A multi-dimensional database is a set of multi-dimensional sequences and a set of dimensions d1, d2... dn. A multi-dimensional sequence (MD-Sequence) is composed of an MD-pattern and a sequence. A sequence is an ordered list of itemsets (groups of items). Note that it is assumed that no items appear twice in the same itemset and that items in an itemset are lexically ordered. An MD-pattern is a set of symbolic values for the dimensions (here represented by integer numbers).

For example, consider the following database, provided in the file "ContextMDSequenceNoTime.txt" of the SPMF distribution. The database contains 4 MD-sequences.

MD-Sequences
ID	MD-Patterns			Sequences
	d1	d2	d3
S1	1	1	1	(2 4), (3), (2), (1)
S2	1	2	2	(2 6), (3 5), (6 7)
S3	1	2	1	(1 8), (1), (2), (6)
S4	*	3	3	(2 5), (3 5)

For instance, the first MD-Sequence represents that items 2 and 4 appeared together, then were followed by 3, which was followed by item 2, wich was followed by item 1. The context of this sequence is the value 1 for dimension d1, the value 1 for dimension d2 and the value 1 for dimension d3. Note that the value "*" in the fourth MD-sequence means "any values".

What is the output?

The output is the set of all multi-dimensional sequential patterns that appears in at least minsup sequences of the database. Here, we will not provide a formal definition but rather show an example. For a formal definition of what is a multi-dimensional sequential pattern you can refer to the paper by Pinto et al. (2001) which explains it very well.

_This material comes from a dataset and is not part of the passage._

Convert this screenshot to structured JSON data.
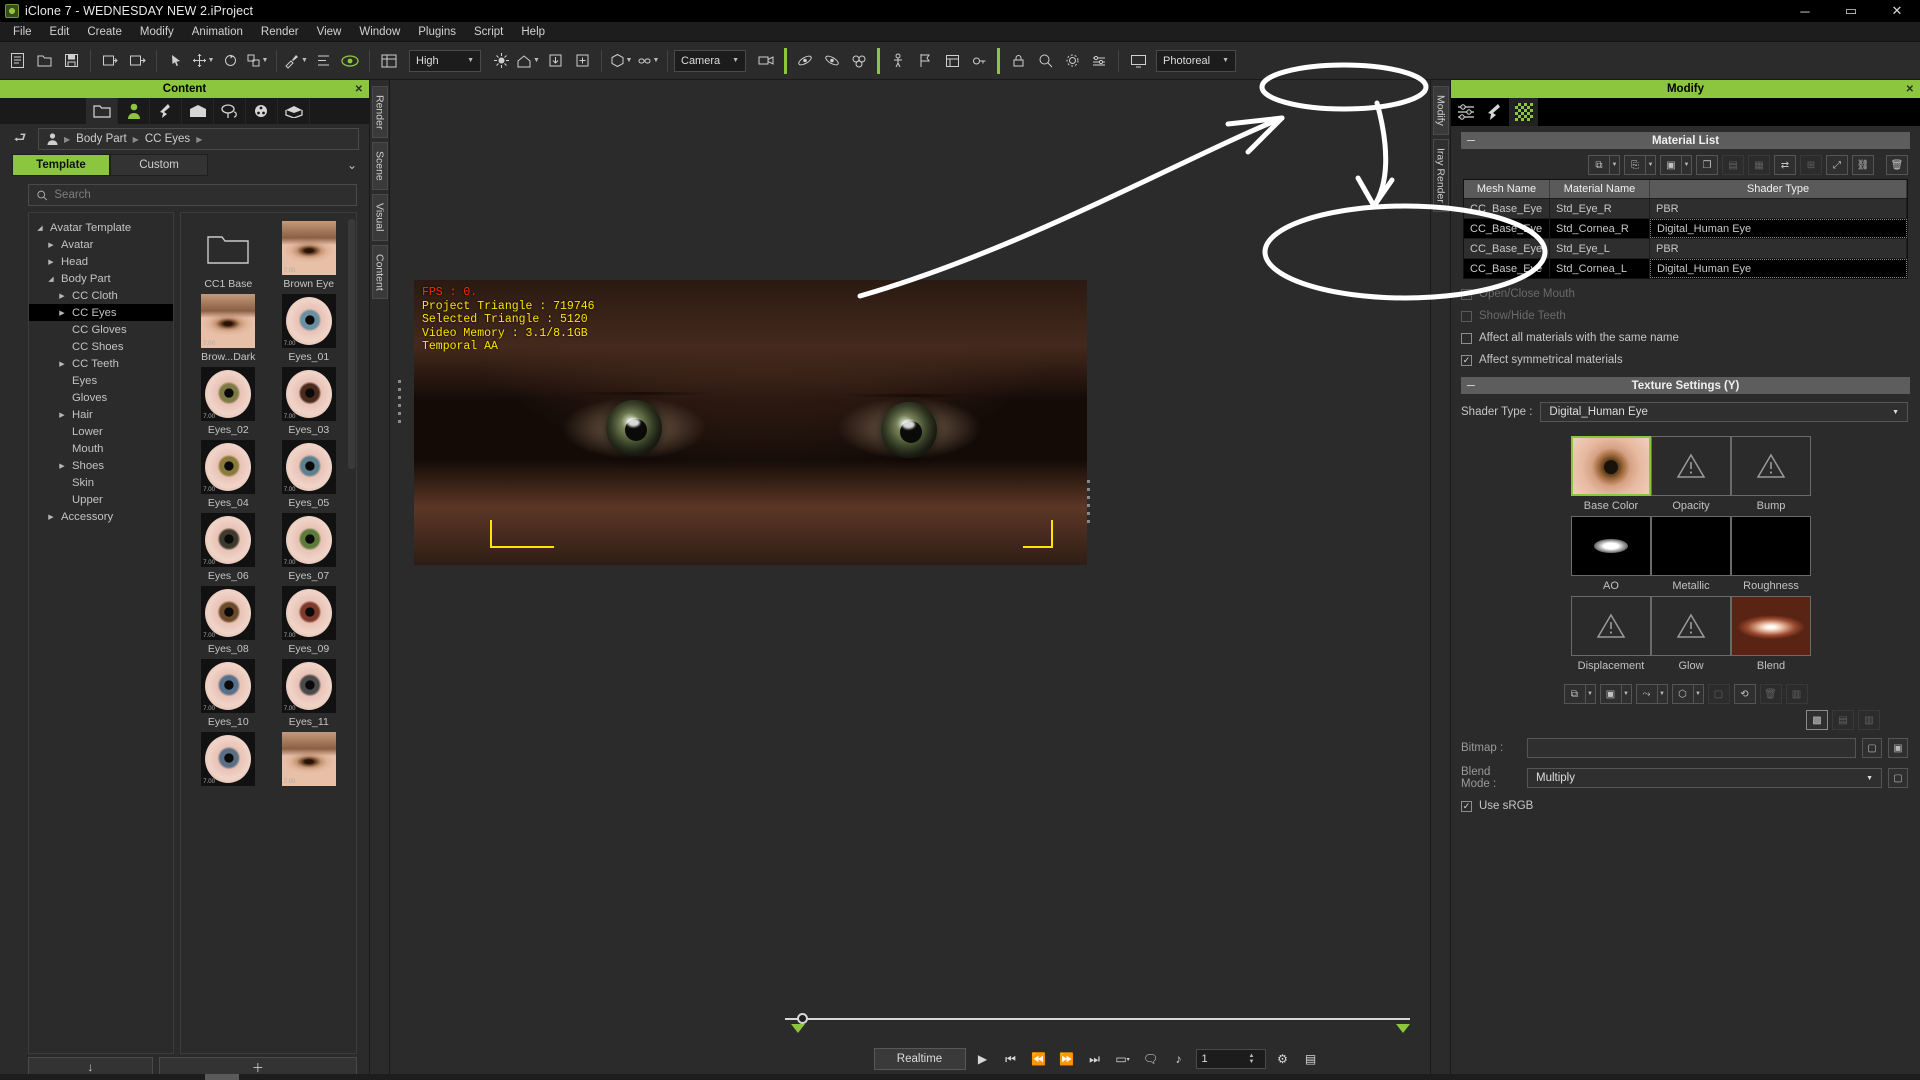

Let's look at the example. If we apply SeqDIM on the previous database with a minsup of 50%, we obtain the following result:

Frequent MD-Sequences
ID	MD-Patterns			Sequences	Support
	d1	d2	d3
P1	*	*	*	(3)	75 %
P2	*	*	*	(2)	100 %
P3	1	*	*	(2)	75 %
P4	*	*	*	(2), (3)	75 %

For instance, the third pattern (P3) represent the sequence containing the item 2 only with the value 1 for dimension d1. Note that the value"*" for dimension d2 and d3 means "any values". This pattern P3 has a support of 75% because it appears in 75 % of the sequences of the original database (it appears in S1, S2 and S3).

Input file format

The input file format is defined as follows. It is a text file where each line represents a multi-dimensional sequence from a sequence database. Each line is separated into two parts: (1) a MD-pattern and (2) a sequence.

The first part is a list of dimension values separated by single spaces. A dimension value is a positive integer or the symbol "*" meaning "any values". Finally, the value "-3" indicates the end of the first part. Note that each line should have the same number of dimension values.
The second part of each line is a sequence. Each item in a sequence is represented by a postive integers and items from the same itemset within a sequence are separated by single space. Note that it is assumed that items within a same itemset are sorted according to a total order and that no item can appear twice in the same itemset. The value "-1" indicates the end of an itemset. The value "-2" indicates the end of a sequence (it appears at the end of each line).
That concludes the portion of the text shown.